Mycophenolate offers better results than corticosteroid alone in ITP

The addition of mycophenolate (MMF) to corticosteroid yields improved outcomes over corticosteroid alone as a first-line therapy for immune thrombocytopenia (ITP), according to results of the UK-based FLIGHT trial presented at the ASH 2020 Meeting.

“Mycophenolate seems to approximately halve the risk of refractory or relapsed ITP,” said Dr Charlotte Bradbury of the University of Bristol, who presented the results.

“Therefore, mycophenolate may be considered first-line alongside a short course of corticosteroids for some patients with ITP.”

High-dose corticosteroids are currently recommended as first-line treatment, but most patients suffer from toxicities with this approach and about 30% fail to respond at all.

Dr Bradbury said MMF was commonly used as a second-line treatment for ITP in the UK. Prior to the FLIGHT trial there were no randomised trial data on MMF, though retrospective evidence suggested efficacy between 50% and 80%.

In the 120-patient cohort, significantly fewer treatment failures occurred in patients randomised to receive MMF along with a corticosteroid. The treatment failure rate was 22% with the combination regimen, compared with 44% with corticosteroid alone, for an adjusted hazard ratio of 0.41 (P = .0064).

Only 6.8% of those in the MMF group were refractory, meaning they achieved neither a partial or complete response, compared with 24.6% of those in the corticosteroid monotherapy group.
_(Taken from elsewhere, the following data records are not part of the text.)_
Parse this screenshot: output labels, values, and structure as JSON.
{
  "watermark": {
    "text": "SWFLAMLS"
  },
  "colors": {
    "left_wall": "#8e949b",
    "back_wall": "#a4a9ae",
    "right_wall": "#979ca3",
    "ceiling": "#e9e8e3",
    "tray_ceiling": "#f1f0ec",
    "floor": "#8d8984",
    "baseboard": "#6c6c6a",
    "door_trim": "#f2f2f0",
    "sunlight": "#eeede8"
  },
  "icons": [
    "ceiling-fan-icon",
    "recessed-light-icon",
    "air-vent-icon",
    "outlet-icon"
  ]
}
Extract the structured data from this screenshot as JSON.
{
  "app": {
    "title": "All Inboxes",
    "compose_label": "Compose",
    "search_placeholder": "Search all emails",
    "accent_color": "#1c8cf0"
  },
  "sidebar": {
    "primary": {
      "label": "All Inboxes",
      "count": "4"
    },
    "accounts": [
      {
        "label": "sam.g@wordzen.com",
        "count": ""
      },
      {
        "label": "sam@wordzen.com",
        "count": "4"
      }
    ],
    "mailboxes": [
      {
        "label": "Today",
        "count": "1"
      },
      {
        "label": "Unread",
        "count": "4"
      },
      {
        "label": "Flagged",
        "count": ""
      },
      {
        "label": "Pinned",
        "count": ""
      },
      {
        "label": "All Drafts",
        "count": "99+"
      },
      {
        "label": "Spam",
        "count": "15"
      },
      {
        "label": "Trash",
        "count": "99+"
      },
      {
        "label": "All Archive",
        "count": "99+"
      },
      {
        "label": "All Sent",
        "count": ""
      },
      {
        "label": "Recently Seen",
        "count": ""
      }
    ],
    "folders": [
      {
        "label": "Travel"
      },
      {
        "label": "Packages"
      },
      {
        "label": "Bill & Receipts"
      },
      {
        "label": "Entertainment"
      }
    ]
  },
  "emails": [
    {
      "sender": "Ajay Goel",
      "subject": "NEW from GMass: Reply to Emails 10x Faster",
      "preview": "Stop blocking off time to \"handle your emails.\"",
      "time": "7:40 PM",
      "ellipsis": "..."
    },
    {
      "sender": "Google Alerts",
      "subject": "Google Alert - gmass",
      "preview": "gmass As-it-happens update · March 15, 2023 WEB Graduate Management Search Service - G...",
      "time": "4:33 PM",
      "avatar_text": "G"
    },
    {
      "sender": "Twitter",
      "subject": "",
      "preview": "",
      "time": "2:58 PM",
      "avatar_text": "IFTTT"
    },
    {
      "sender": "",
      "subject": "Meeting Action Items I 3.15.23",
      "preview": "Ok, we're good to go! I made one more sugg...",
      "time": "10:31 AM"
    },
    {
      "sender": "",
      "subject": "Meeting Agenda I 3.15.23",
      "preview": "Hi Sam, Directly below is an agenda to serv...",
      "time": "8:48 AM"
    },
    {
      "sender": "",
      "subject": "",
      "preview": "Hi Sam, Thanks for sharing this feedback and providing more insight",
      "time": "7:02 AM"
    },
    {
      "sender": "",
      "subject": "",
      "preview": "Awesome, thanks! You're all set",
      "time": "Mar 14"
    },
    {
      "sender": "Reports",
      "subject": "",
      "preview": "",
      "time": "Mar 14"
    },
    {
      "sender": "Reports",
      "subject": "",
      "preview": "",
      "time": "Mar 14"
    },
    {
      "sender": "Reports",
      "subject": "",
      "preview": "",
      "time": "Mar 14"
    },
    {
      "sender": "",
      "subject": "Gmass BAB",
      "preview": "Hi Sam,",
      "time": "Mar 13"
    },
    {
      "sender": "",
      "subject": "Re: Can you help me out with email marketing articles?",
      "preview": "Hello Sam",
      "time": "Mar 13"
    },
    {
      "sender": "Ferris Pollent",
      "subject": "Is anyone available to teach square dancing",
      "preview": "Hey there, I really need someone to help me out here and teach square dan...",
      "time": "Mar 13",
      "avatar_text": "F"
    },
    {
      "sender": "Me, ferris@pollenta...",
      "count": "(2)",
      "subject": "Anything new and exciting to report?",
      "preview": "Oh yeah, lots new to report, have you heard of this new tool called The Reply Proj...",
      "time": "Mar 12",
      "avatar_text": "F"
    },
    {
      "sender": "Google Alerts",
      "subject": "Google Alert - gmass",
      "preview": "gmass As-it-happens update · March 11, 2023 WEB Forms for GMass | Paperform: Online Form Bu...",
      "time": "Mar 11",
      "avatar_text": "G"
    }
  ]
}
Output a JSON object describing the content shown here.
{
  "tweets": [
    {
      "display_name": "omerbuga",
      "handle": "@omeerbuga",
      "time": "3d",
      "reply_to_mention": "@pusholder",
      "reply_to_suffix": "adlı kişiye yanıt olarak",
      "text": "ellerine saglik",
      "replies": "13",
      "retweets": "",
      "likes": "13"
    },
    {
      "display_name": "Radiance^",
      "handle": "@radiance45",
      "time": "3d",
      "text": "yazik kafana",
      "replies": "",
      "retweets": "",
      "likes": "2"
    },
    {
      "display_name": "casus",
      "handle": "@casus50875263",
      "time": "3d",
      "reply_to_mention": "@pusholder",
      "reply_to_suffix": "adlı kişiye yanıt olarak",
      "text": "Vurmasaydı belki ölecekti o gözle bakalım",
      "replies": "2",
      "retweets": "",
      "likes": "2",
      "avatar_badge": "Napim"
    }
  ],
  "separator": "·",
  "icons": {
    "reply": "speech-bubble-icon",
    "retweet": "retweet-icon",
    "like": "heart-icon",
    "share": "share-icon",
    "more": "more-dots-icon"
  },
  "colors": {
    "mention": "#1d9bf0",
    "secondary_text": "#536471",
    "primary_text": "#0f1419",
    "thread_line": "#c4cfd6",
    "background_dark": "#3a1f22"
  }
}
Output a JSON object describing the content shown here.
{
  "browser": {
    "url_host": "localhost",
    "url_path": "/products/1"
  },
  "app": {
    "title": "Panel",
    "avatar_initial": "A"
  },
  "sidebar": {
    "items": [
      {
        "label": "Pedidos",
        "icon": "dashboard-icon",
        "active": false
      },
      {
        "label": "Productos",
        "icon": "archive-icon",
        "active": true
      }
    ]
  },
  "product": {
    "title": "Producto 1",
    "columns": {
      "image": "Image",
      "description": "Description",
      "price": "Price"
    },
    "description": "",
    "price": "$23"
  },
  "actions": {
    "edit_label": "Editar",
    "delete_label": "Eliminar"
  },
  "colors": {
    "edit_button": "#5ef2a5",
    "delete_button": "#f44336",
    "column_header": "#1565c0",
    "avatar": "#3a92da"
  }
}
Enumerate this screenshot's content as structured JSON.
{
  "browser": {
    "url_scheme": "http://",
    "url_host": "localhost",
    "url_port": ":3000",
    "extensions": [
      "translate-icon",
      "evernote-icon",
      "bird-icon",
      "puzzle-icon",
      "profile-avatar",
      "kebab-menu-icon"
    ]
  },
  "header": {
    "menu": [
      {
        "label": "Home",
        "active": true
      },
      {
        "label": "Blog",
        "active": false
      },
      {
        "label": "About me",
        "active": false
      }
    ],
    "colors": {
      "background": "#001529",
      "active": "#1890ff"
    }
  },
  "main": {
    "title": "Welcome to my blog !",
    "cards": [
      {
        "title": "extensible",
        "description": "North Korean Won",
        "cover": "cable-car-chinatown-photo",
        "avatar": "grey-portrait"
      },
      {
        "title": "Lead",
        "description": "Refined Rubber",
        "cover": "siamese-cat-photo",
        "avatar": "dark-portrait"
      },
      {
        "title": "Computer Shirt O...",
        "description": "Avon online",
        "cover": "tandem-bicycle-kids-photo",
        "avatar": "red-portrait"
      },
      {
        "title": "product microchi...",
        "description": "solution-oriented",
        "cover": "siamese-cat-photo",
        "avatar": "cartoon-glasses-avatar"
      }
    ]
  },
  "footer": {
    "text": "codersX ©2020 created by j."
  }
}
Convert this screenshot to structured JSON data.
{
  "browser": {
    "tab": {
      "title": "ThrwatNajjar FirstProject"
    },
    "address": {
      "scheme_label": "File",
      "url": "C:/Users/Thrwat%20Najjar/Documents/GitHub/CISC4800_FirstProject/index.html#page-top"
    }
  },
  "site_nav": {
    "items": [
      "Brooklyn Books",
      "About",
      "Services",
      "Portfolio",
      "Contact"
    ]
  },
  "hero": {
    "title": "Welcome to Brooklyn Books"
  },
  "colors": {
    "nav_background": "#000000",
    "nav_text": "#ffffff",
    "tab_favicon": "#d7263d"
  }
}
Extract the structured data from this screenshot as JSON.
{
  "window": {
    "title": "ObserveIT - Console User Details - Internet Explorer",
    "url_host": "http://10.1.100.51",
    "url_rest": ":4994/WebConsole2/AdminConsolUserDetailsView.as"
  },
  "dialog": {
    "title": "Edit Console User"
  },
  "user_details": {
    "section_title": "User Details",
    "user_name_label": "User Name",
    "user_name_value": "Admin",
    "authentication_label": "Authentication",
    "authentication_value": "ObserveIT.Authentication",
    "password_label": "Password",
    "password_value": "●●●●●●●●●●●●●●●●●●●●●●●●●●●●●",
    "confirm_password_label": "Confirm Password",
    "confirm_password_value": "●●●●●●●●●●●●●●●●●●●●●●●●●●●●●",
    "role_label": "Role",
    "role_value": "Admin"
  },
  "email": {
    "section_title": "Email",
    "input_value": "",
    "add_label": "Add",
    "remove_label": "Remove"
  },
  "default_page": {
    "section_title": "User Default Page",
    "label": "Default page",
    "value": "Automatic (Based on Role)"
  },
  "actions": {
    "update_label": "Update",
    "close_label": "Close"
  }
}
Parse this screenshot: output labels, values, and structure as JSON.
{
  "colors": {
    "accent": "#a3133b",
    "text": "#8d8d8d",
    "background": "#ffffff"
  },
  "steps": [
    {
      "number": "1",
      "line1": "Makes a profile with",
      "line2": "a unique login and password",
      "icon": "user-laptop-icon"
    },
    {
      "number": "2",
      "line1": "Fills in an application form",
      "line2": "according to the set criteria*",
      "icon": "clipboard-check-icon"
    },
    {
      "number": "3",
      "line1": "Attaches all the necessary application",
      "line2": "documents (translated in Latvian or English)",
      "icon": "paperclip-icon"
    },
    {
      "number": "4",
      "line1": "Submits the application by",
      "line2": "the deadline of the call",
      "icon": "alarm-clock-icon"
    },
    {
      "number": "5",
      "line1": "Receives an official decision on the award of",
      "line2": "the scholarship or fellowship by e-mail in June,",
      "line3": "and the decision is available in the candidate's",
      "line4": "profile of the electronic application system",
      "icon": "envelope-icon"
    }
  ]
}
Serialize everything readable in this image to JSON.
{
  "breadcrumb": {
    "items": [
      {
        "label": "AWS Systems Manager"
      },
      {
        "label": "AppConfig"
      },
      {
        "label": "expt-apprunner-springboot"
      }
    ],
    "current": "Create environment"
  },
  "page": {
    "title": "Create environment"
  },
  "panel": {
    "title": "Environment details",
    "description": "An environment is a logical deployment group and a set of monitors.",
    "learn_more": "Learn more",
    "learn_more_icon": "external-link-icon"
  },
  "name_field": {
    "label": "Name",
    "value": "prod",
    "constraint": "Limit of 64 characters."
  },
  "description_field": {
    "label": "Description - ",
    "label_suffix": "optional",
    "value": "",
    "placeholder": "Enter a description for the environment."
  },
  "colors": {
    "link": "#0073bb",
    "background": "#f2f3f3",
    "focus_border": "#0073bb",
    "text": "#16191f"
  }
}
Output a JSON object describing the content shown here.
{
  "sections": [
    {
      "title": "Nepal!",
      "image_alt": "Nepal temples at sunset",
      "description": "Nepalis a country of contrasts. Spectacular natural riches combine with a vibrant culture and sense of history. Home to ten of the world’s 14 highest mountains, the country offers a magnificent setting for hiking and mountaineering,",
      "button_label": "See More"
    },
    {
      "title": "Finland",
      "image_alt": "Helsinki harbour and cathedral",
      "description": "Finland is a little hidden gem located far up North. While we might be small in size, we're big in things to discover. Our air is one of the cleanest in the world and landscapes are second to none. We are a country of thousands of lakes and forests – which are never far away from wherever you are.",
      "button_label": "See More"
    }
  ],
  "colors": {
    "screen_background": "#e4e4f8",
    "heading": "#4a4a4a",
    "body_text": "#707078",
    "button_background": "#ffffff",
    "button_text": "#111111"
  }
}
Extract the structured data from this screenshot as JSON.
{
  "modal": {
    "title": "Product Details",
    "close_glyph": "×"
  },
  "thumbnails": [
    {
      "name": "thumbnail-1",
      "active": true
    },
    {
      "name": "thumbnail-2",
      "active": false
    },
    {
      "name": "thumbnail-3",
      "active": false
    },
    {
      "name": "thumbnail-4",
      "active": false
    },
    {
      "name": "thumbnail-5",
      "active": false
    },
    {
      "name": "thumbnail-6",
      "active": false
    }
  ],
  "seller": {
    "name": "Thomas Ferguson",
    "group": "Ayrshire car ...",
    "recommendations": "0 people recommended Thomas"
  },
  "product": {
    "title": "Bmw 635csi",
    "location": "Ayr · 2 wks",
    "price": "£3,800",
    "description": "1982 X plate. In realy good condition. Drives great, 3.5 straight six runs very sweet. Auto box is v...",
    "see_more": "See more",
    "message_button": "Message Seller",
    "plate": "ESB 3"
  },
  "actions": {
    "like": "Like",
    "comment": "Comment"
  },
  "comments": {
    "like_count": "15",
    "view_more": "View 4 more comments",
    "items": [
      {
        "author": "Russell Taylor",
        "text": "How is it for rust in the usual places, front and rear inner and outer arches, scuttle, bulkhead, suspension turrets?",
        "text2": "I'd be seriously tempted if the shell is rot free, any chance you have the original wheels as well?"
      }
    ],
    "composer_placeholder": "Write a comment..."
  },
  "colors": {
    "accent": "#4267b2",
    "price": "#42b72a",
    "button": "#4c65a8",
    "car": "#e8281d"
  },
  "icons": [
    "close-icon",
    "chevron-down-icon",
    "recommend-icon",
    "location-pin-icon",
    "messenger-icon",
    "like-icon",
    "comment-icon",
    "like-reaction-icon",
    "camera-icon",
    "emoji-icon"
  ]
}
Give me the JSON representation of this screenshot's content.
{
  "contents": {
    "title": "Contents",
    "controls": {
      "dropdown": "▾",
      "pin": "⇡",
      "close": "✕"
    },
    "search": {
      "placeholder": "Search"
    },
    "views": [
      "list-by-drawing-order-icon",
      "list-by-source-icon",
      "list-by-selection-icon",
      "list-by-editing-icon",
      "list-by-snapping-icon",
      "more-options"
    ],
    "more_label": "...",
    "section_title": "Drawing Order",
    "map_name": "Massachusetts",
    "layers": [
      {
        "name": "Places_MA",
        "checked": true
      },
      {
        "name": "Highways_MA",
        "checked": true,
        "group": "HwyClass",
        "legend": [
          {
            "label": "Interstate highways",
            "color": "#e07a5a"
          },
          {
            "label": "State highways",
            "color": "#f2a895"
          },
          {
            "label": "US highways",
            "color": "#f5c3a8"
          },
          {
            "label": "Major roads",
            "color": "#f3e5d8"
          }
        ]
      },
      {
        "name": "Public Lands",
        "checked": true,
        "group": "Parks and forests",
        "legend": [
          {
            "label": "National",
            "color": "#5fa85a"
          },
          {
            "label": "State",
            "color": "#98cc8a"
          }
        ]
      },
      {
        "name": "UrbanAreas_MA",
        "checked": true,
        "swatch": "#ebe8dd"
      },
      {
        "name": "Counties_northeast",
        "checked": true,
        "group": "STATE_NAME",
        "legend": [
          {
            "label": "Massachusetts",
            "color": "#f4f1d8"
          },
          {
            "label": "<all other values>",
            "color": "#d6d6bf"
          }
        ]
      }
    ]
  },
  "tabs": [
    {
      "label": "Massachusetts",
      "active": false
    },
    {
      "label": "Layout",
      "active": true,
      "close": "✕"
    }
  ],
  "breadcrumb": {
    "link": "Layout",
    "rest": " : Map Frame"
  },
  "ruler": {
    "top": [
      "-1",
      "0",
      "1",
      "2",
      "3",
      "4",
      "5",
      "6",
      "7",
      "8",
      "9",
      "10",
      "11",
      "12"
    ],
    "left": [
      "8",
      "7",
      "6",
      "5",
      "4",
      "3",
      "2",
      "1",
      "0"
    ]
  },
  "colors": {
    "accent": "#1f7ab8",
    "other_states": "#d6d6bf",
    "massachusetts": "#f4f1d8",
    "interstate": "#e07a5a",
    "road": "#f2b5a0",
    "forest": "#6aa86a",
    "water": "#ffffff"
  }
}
Dr Bradbury noted that after two weeks of treatment the responses were very similar between the groups before eventually favouring MMF, which reflected the drug’s slower mechanism of action.

Side effects were similar between the groups and were generally related to the corticosteroid. The most common side effects included weight gain, difficulty sleeping and mood change. There was no difference with regard to infection or GI side effects, and no patients in the MMF group developed neutropenia. Bleeding rates were also no different between groups, with bleeding episodes reported in 22.0% of MMF patients and in 24.5% of corticosteroid alone patients (P = 0.83).

Patients in the MMF group fared somewhat worse on certain patient-reported outcomes. This included the physical health summary based on the SF36 questionnaire, but Dr Bradbury noted that none of these differences reached statistical significance.

“This is the first randomised controlled trial using MMF to treat ITP, and it shows, we think, very good efficacy and surprising tolerability considering the inclusion of so many elderly patients,” she said. A total of 27.5% of the cohort were over the age of 70, and 15.8% were over 75.

“It’s unclear why some aspects of quality of life seemed a bit worse in the MMF group –  and whether that reflects the slightly older age range recruited, we just don’t know,” she added.

The researchers are now examining the trial data to search for potential biomarkers of response, including the IL-10 to IL-17 ratio. “I don’t believe that this is a first-line treatment for all patients, but I’d like to see in the future … a more individualised approach,” Dr Bradbury said.